Senin için İstanbul’a gitmek hazin bir firak, elîm bir iftirak değil, hem de geldin, memnun olmadın mı? O düşman memleketindeki pek karanlık uzun gecelerinden ve pek soğuk, fırtınalı kışlarından kurtuldun. Bu güzel dünya Cenneti gibi İstanbul’a geldin. Aynen öyle de: Senin küçüklüğünden bu yaşına kadar, sevdiklerinden yüzde doksan dokuzu, sana dehşet veren kabristana göçmüşler. Bu dünyada kalan bir iki dostun var, onlar da oraya gidecekler. Dünyada vefatın firak değil, visaldir; o ahbablara kavuşmaktır. Onlar, yâni o ervâh-ı bâkıye, eskimiş yuvalarını toprak altında bırakıp, bir kısmı yıldızlarda bir kısmı âlem-i berzah tabakatında geziyorlar, diye ihtar edildi.

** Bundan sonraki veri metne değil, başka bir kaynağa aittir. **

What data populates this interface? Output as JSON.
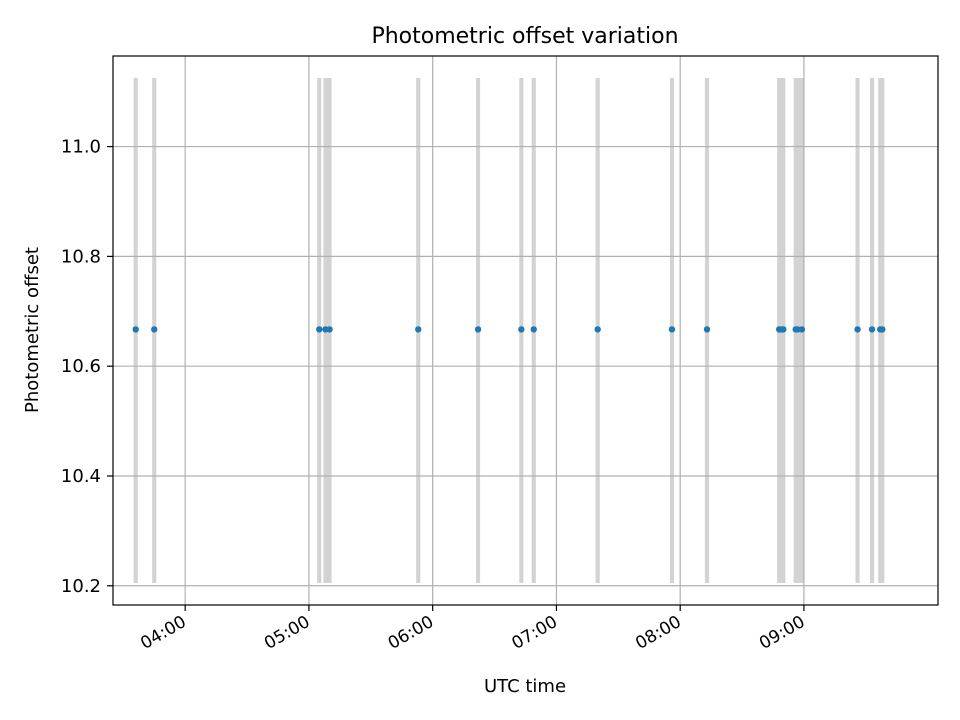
{
  "chart_data": {
    "type": "scatter",
    "title": "Photometric offset variation",
    "xlabel": "UTC time",
    "ylabel": "Photometric offset",
    "x_range": [
      "03:25",
      "10:05"
    ],
    "x_ticks": [
      "04:00",
      "05:00",
      "06:00",
      "07:00",
      "08:00",
      "09:00"
    ],
    "ylim": [
      10.165,
      11.165
    ],
    "y_ticks": [
      "10.2",
      "10.4",
      "10.6",
      "10.8",
      "11.0"
    ],
    "y_tick_values": [
      10.2,
      10.4,
      10.6,
      10.8,
      11.0
    ],
    "grid": true,
    "points": [
      {
        "x": "03:36",
        "y": 10.667
      },
      {
        "x": "03:45",
        "y": 10.667
      },
      {
        "x": "05:05",
        "y": 10.667
      },
      {
        "x": "05:08",
        "y": 10.667
      },
      {
        "x": "05:10",
        "y": 10.667
      },
      {
        "x": "05:53",
        "y": 10.667
      },
      {
        "x": "06:22",
        "y": 10.667
      },
      {
        "x": "06:43",
        "y": 10.667
      },
      {
        "x": "06:49",
        "y": 10.667
      },
      {
        "x": "07:20",
        "y": 10.667
      },
      {
        "x": "07:56",
        "y": 10.667
      },
      {
        "x": "08:13",
        "y": 10.667
      },
      {
        "x": "08:48",
        "y": 10.667
      },
      {
        "x": "08:49",
        "y": 10.667
      },
      {
        "x": "08:50",
        "y": 10.667
      },
      {
        "x": "08:56",
        "y": 10.667
      },
      {
        "x": "08:57",
        "y": 10.667
      },
      {
        "x": "08:59",
        "y": 10.667
      },
      {
        "x": "09:26",
        "y": 10.667
      },
      {
        "x": "09:33",
        "y": 10.667
      },
      {
        "x": "09:37",
        "y": 10.667
      },
      {
        "x": "09:38",
        "y": 10.667
      }
    ],
    "shaded_ranges": [
      {
        "start": "03:35",
        "end": "03:37"
      },
      {
        "start": "03:44",
        "end": "03:46"
      },
      {
        "start": "05:04",
        "end": "05:06"
      },
      {
        "start": "05:07",
        "end": "05:11"
      },
      {
        "start": "05:52",
        "end": "05:54"
      },
      {
        "start": "06:21",
        "end": "06:23"
      },
      {
        "start": "06:42",
        "end": "06:44"
      },
      {
        "start": "06:48",
        "end": "06:50"
      },
      {
        "start": "07:19",
        "end": "07:21"
      },
      {
        "start": "07:55",
        "end": "07:57"
      },
      {
        "start": "08:12",
        "end": "08:14"
      },
      {
        "start": "08:47",
        "end": "08:51"
      },
      {
        "start": "08:55",
        "end": "09:00"
      },
      {
        "start": "09:25",
        "end": "09:27"
      },
      {
        "start": "09:32",
        "end": "09:34"
      },
      {
        "start": "09:36",
        "end": "09:39"
      }
    ],
    "shade_y_range": [
      10.205,
      11.125
    ],
    "colors": {
      "points": "#1f77b4",
      "shade": "#d3d3d3",
      "grid": "#b0b0b0",
      "axes": "#000000"
    }
  }
}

Evet, bu hakîkati, Kur’ân ve îman o derece kat’i bir sûrette isbat etmiştir ki, bütün bütün kalbsiz, ruhsuz olmazsa veyahut dalâlet kalbini boğmamış ise, görüyor gibi inanmak gerektir. Çünkü; bu dünyayı, hadsiz enva-ı lütûf ve ihsanatiyle böyle tezyin edip, mükrîmane ve şefikane rubûbiyetini gösteren ve tohumlar gibi en ehemmiyetsiz cüz’î şeyleri dahi muhafaza eden bir Sâni-i Kerîm ve Rahîm; masnuatı içinde en mükemmel ve en câmi, en ehemmiyetli ve en çok sevdiği masnuu olan insanı, elbette ve bilbedahe, sûreten göründüğü gibi böyle merhametsiz, âkıbetsiz idam etmez, mahvetmez, zâyi’ etmez. Belki bir çiftçinin toprağa serptiği tohumlar gibi, başka bir hayatta sünbül vermek için Hâlık-ı Rahîm, o sevdiği masnuunu, bir rahmet kapısı olan toprak altına muvakkaten atar. (Hâşiye) İşte bu ihtar-ı Kur’ânîyi aldıktan sonra, o kabristan İstanbul’dan ziyâde bana ünsiyetli oldu. Halvet ve uzlet, bana sohbet ve muaşeretten daha ziyâde hoş geldi. Ben de Boğaz tarafındaki Sarıyer’de, bir halvethâne kendime buldum. Gavs-ı A’zam (K.S.) “Fütuh-ül-Gayb”ıyla bana bir üstad ve tabib ve mürşid olduğu gibi, İmâm-ı Rabbânî de, “Mektûbât” iyle bir enis, bir müşfik, bir hoca hükmüne geçti. O vakit ihtiyarlığa girdiğimden ve medeniyetin ezvâkından çekildiğimden ve hayat-ı içtimâîyeden sıyrıldığımdan pek çok memnun oldum. Allaha şükrettim...”
Hâşiye: Bu hakîkat, iki kere iki dört eder derecesinde sâir risâlelerde, husûsan Onuncu ve Yirmi Dokuzuncu Sözlerde isbat edilmiştir.